If the outside of the building was impressive, the inside was astonishing. It was not only the huge spacious nave and side aisles which seemed, like huge tunnels, to disappear into the distance, not only the airy transepts, flooding the centre of the church with light: it was the fact that the whole of the inside was painted. For the gothic cathedral of the medieval world was a riot of colour. The vaults, the pillars, the carvings and the tombs that lay in the chantry chapels were all painted in brilliant blues, reds and greens. The effect was as bright and vivid as the market place; its carved and painted foliage seemed as lush as the Avon valley from which they had come. As the little boy gazed enraptured down the lines of graceful pillars he cried: “It’s like a forest.” And so it was.
“Now I will show you the carvings,” his father said.
There were many to see. There were the carvings on the great stone screen that separated the nave from the long choir beyond, where the services were sung: set in the choirscreen in a line across the church stood the solemn figures of the kings of England splendidly painted in red, blue and gold, from Saxon Egbert to the present King Henry III.
“There is the great King Alfred, ancestor of them all, who ruled first Wessex and then all England,” Osmund showed him. “And Edward the Confessor, the pious; then William of Normandy; and there, Richard Coeur de Lion, the crusader. Our greatest kings.” For the centuries had done their work, and to Osmund it was an article of faith that all these figures, though the blood line that linked them was only a very tenuous one in reality, formed a single family of island kings. In the cathedral, the world became God’s world, as it ought to be.
He pointed up to the brightly painted bosses in the roof of the choir, and led the boy to the east end of the nave where, on a high scaffolding, the painters were busy on the final section of the ceiling.
Then he showed him the great stout pillars, one tiered above the other, that supported the three rows of arches that led to the vaults. He led him to the central crossing of the transepts where the eye travelled up the huge pillars that stretched, not in three tiers but in a single, sheer, unbroken line right up to the crossing of the vaults.
“Feel the stone,” he ordered his son, and Edward felt the smooth, hard stone of the massive nest of pillars.
“That’s solid Purbeck marble,” he explained. “It came all the way from Corfe, round by the sea and up the river. It’s stronger than any other stone so it takes the central tower. And we never paint it.”
Edward could see why. The stone’s polished, blue-grey surface was a delight to the eye.
He took him up to the upper level next, and showed him the cathedral’s construction.

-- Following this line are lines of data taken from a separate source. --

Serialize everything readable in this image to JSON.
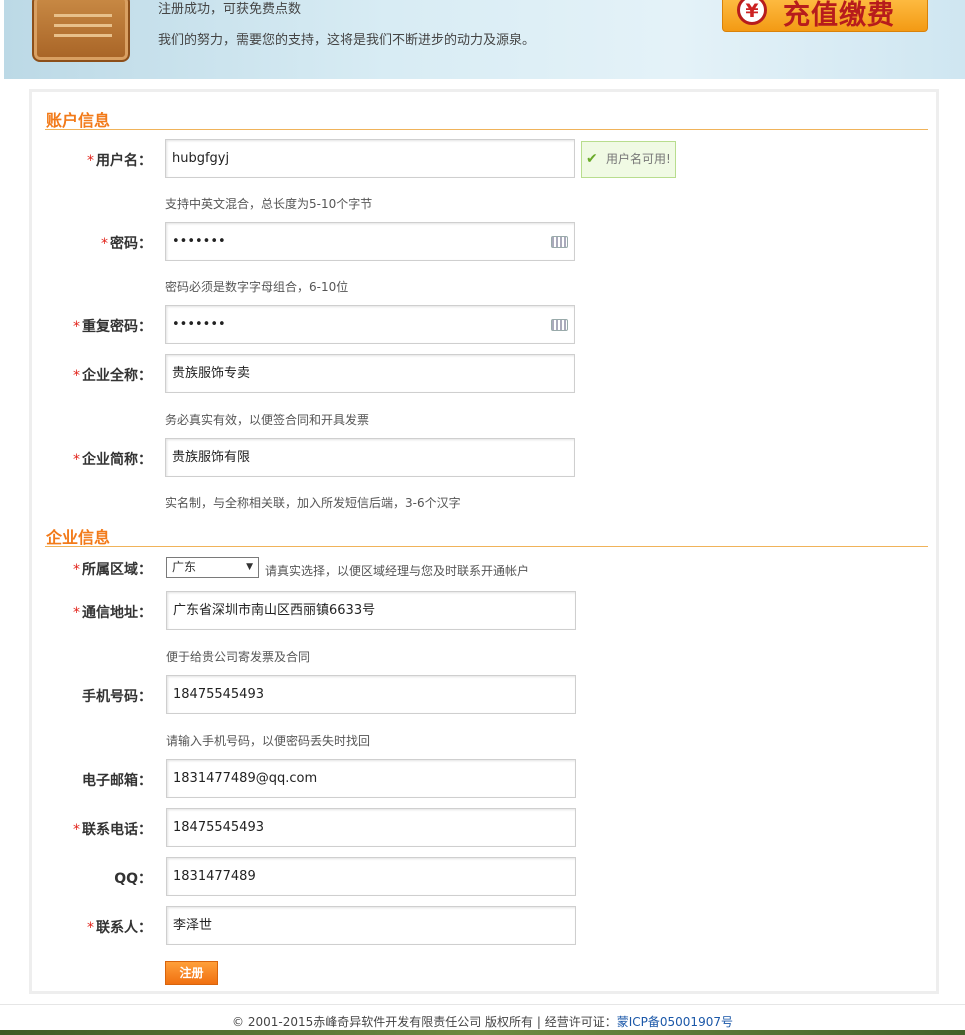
{
  "banner": {
    "line1": "注册成功，可获免费点数",
    "line2": "我们的努力，需要您的支持，这将是我们不断进步的动力及源泉。",
    "recharge_symbol": "¥",
    "recharge_label": "充值缴费"
  },
  "account_section": {
    "title": "账户信息",
    "username": {
      "label": "用户名：",
      "value": "hubgfgyj",
      "hint": "支持中英文混合，总长度为5-10个字节",
      "ok_tip": "用户名可用!"
    },
    "password": {
      "label": "密码：",
      "value": "•••••••",
      "hint": "密码必须是数字字母组合，6-10位"
    },
    "confirm_password": {
      "label": "重复密码：",
      "value": "•••••••"
    },
    "company_full": {
      "label": "企业全称：",
      "value": "贵族服饰专卖",
      "hint": "务必真实有效，以便签合同和开具发票"
    },
    "company_short": {
      "label": "企业简称：",
      "value": "贵族服饰有限",
      "hint": "实名制，与全称相关联，加入所发短信后端，3-6个汉字"
    }
  },
  "company_section": {
    "title": "企业信息",
    "region": {
      "label": "所属区域：",
      "selected": "广东",
      "hint": "请真实选择，以便区域经理与您及时联系开通帐户"
    },
    "address": {
      "label": "通信地址：",
      "value": "广东省深圳市南山区西丽镇6633号",
      "hint": "便于给贵公司寄发票及合同"
    },
    "mobile": {
      "label": "手机号码：",
      "value": "18475545493",
      "hint": "请输入手机号码，以便密码丢失时找回"
    },
    "email": {
      "label": "电子邮箱：",
      "value": "1831477489@qq.com"
    },
    "phone": {
      "label": "联系电话：",
      "value": "18475545493"
    },
    "qq": {
      "label": "QQ：",
      "value": "1831477489"
    },
    "contact": {
      "label": "联系人：",
      "value": "李泽世"
    }
  },
  "required_mark": "*",
  "submit_label": "注册",
  "footer": {
    "text": "© 2001-2015赤峰奇异软件开发有限责任公司 版权所有 | 经营许可证：",
    "icp": "蒙ICP备05001907号"
  },
  "colors": {
    "accent": "#f27a19",
    "required": "#e2231a",
    "link": "#1a57a8"
  }
}
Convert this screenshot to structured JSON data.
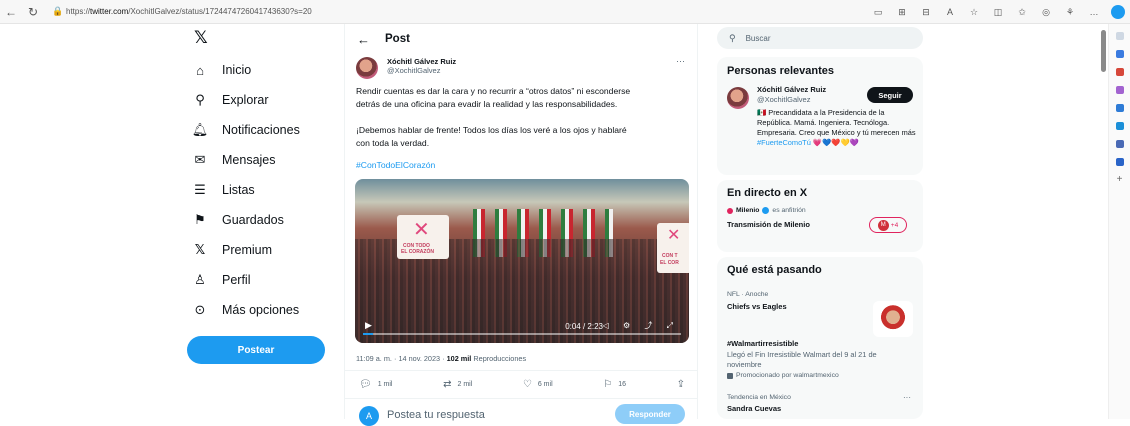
{
  "browser": {
    "url_prefix": "https://",
    "url_host": "twitter.com",
    "url_path": "/XochitlGalvez/status/1724474726041743630?s=20"
  },
  "colors": {
    "accent": "#1d9bf0",
    "text": "#0f1419",
    "muted": "#536471",
    "live": "#e0245e"
  },
  "nav": {
    "logo": "𝕏",
    "items": [
      {
        "icon": "home-icon",
        "label": "Inicio"
      },
      {
        "icon": "search-icon",
        "label": "Explorar"
      },
      {
        "icon": "bell-icon",
        "label": "Notificaciones"
      },
      {
        "icon": "envelope-icon",
        "label": "Mensajes"
      },
      {
        "icon": "list-icon",
        "label": "Listas"
      },
      {
        "icon": "bookmark-icon",
        "label": "Guardados"
      },
      {
        "icon": "x-premium-icon",
        "label": "Premium"
      },
      {
        "icon": "person-icon",
        "label": "Perfil"
      },
      {
        "icon": "more-circle-icon",
        "label": "Más opciones"
      }
    ],
    "post_button": "Postear"
  },
  "post": {
    "header": "Post",
    "author_name": "Xóchitl Gálvez Ruiz",
    "author_handle": "@XochitlGalvez",
    "text_line1": "Rendir cuentas es dar la cara y no recurrir a “otros datos” ni esconderse",
    "text_line2": "detrás de una oficina para evadir la realidad y las responsabilidades.",
    "text_line3": "¡Debemos hablar de frente! Todos los días los veré a los ojos y hablaré",
    "text_line4": "con toda la verdad.",
    "hashtag": "#ConTodoElCorazón",
    "video": {
      "time": "0:04 / 2:23",
      "progress": 0.03,
      "sign_left_line1": "CON TODO",
      "sign_left_line2": "EL CORAZÓN",
      "sign_right_line1": "CON T",
      "sign_right_line2": "EL COR"
    },
    "meta_time": "11:09 a. m. · 14 nov. 2023 · ",
    "meta_views": "102 mil",
    "meta_views_label": " Reproducciones",
    "actions": {
      "replies": "1 mil",
      "reposts": "2 mil",
      "likes": "6 mil",
      "bookmarks": "16"
    },
    "reply_avatar_letter": "A",
    "reply_placeholder": "Postea tu respuesta",
    "reply_button": "Responder"
  },
  "sidebar": {
    "search_placeholder": "Buscar",
    "relevant": {
      "title": "Personas relevantes",
      "name": "Xóchitl Gálvez Ruiz",
      "handle": "@XochitlGalvez",
      "follow": "Seguir",
      "bio_flag": "🇲🇽",
      "bio": "Precandidata a la Presidencia de la República. Mamá. Ingeniera. Tecnóloga. Empresaria. Creo que México y tú merecen más",
      "bio_tag": "#FuerteComoTú",
      "bio_hearts": "💗💙❤️💛💜"
    },
    "live": {
      "title": "En directo en X",
      "host": "Milenio",
      "host_suffix": "es anfitrión",
      "stream": "Transmisión de Milenio",
      "badge_letter": "M",
      "badge_count": "+4"
    },
    "trends": {
      "title": "Qué está pasando",
      "items": [
        {
          "meta": "NFL · Anoche",
          "title": "Chiefs vs Eagles"
        },
        {
          "title": "#Walmartirresistible",
          "desc": "Llegó el Fin Irresistible Walmart del 9 al 21 de noviembre",
          "promo": "Promocionado por walmartmexico"
        },
        {
          "meta": "Tendencia en México",
          "title": "Sandra Cuevas"
        }
      ]
    }
  }
}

“See how the vaults are made,” he explained. “When they used to build them before, a vault was just a half circle across from side to side – like cutting a barrel in half from top to bottom. But that way, you had to support every stone of the roof while you were building it – great wooden boards on scaffolding, thousands of them. But now – look from here.” From the clerestory level he pointed across the nave, and now Edward saw clearly that the pointed Gothic vaults he had seen from below were achieved by crossing pairs of arches diagonally across the nave instead of from one side straight to the other.
“They cross north east to south west, south east to north west, over the nave that runs from west to east,” Osmund summarised. “They divide each section into four quarters.”
“Why do you do it?” the boy asked.
“Simple,” the mason replied proudly. “First, once we have got the basic cross arches up – these we call the ribs – we have the bones of our building. Its flesh, the vaulting between, we call the cells.” Now he took his son up into the space above the vaults. “We fill the cells with these,” he explained, and the boy saw a collection of differently shaped stones, all wedge-shaped, but some much broader than others. “They’re
voutains
,” Osmund told him. “Being wedges, we drop them in from above, like a peg into a hole – so once the ribs are up we can fill in the rest of the vaults from up here.”